Nature Mage - P443
This little sapling had called to him. To Erl specifically.
He didn’t know why but the thought pleased him immensely. Surely there were others it could have called to. There were bound to be ursuki around with a stronger, innate, connection to nature than he had. But still, he had been the one called to for help and that meant something.
Obviously he would do whatever he could to help the sapling move and survive and he would do so happily and with pride.
It was a good thing pippets couldn’t talk. If they could, and if anyone ever bothered to ask, Spore and Chirup would have been able to regale them with all sorts of stories. In particular though would have been the one of how Erl crooned soft comforting words to a stunted sapling as he used his magic to slowly work the tree and its rootball free from the surrounding earth.
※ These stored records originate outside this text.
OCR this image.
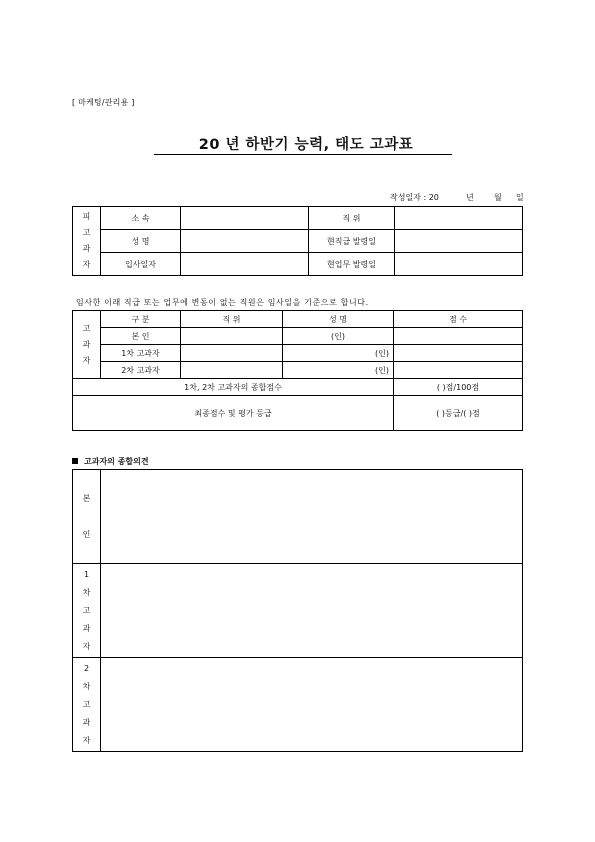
[ 마케팅/관리용 ]
20 년 하반기 능력, 태도 고과표
작성일자 : 20	년	월 일
피
고
과
자	소 속		직 위	
	성 명		현직급 발령일	
	입사일자		현업무 발령일	
임사한 이래 직급 또는 업무에 변동이 없는 직원은 임사일을 기준으로 합니다.
고
과
자	구 분	직 위	성 명	점 수
	본 인		(인)	
	1차 고과자		(인)	
	2차 고과자		(인)	
1차, 2차 고과자의 종합점수				( )점/100점
최종점수 및 평가 등급				( )등급/( )점
고과자의 종합의견
본
인	

1
차
고
과
자	

2
차
고
과
자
He then used his mage’s hat of all things to wrap around the rootball and secured it with his bandana and his runic gem. Any fancy pants mage would likely be horrified at the use of those items for such a dirty task, but their pouflon simply didn’t care.
When he spoke quietly to the forest spirit who had guided them here, neither spungus nor kiweet were quite sure what to make of it since it clearly wasn’t a pippet, they each climbed back onto their favored travel spots as Erl began to follow the dryad north, the sapling gently hovering in its makeshift bag alongside him.
A deep breath in.
The smell of damp mossy earth and newly opened flowers. The visualization of the calm around him being drawn into his body to settle him.
A deep breath out.
Loosening his musclea and letting the tension flow out of him to dissipate into the earth.
Erl, his two pippets, and the little sapling tree walked steadily behind their dryad guide. Well, he walked steadily. Spore was in his web between Erl’s horns and Chirup was snugly nestled between his shoulders while the tree floated beside him, held aloft by Erl’s runic magic.
Taking the time as they walked, Erl looked at the forest surrounding them and smiled. Sunlight filtered through the trees in rays leaving dappled spots on the grassy groun. That same grass was speckled with flowers tall and small and shifted gently from his passing. The canopy was a rainbow of colors, lit from behind with the glow of sunlight and every so often allowing for a peak of cloud-spotted sky. It was a beautifully sight and filled him with a sense of contentment, if only he could impart this feeling to others.
‘You know, just like how you look at the forest, the forest looks at you.’
Try as he might not to startle, Erl still wasn’t as accustomed to the spirit’s voice in his mind and winced as he knocked his head against a low branch he’d been moving under.
Was that the sound of snickering?
Ah, he hadn’t asked that outlook as far as he knew, but either the question showed on his face or he and the dryad’s mind were more closely linked than he thought.
‘It is not my mind you are linked with Erlkoenig. It is the forest itself. It felt your question just as you heard its giggles.’
That’s right. He was a Rootsinger now. He had an established connection with this environment he so admired. If the “price” to pay for that were some trees giggling at his petty misfortune? It was a price he was more than willing to pay over and over.
“Say, uh, what should I call you?”
‘I do not have a name.’
“Right, but just calling you “the dryad” or “the glade spirit” or “my familiar” in my head over and over feels rather demeaning. I mean, you’re your own… person? Being? Entity? Yeah, lets go with that. You’re your own entity and deserve all the respect I can give you.”
The glade spirit was silent for long enough that Erl wasn’t sure it was going to answer.
‘You may call me Nyssa. And I appreciate your thoughtfulness.’
“Great! In that case, hey Nyssa, do you know what this flower is?”
‘That would be marsh weed.’
“Oo, neat! What about that one?”
“Okay okay, and uh, what about this one?”
Nyssa did not drag its woody fingers down its face in exasperation but it was a near thing. Turning to look over its shoulder at the pouflon following it, it paused and stared.
‘Erlkoenig, how in Bellacoste did you manage to get caught in a tangle of twisted rush.’
“Oh, um, I was curious what that lotus-looking flower over there smelled like but then one of my ears got caught on a vine and when I was trying to tug it out I guess I got myself wrapped up in another one and uh, well now I can’t really move.”
‘I have never met a pouflon who so loves and is loved in return by the forest and yet cannot move freely through it.’ the dryad said, shaking its head as it began to help untangle him.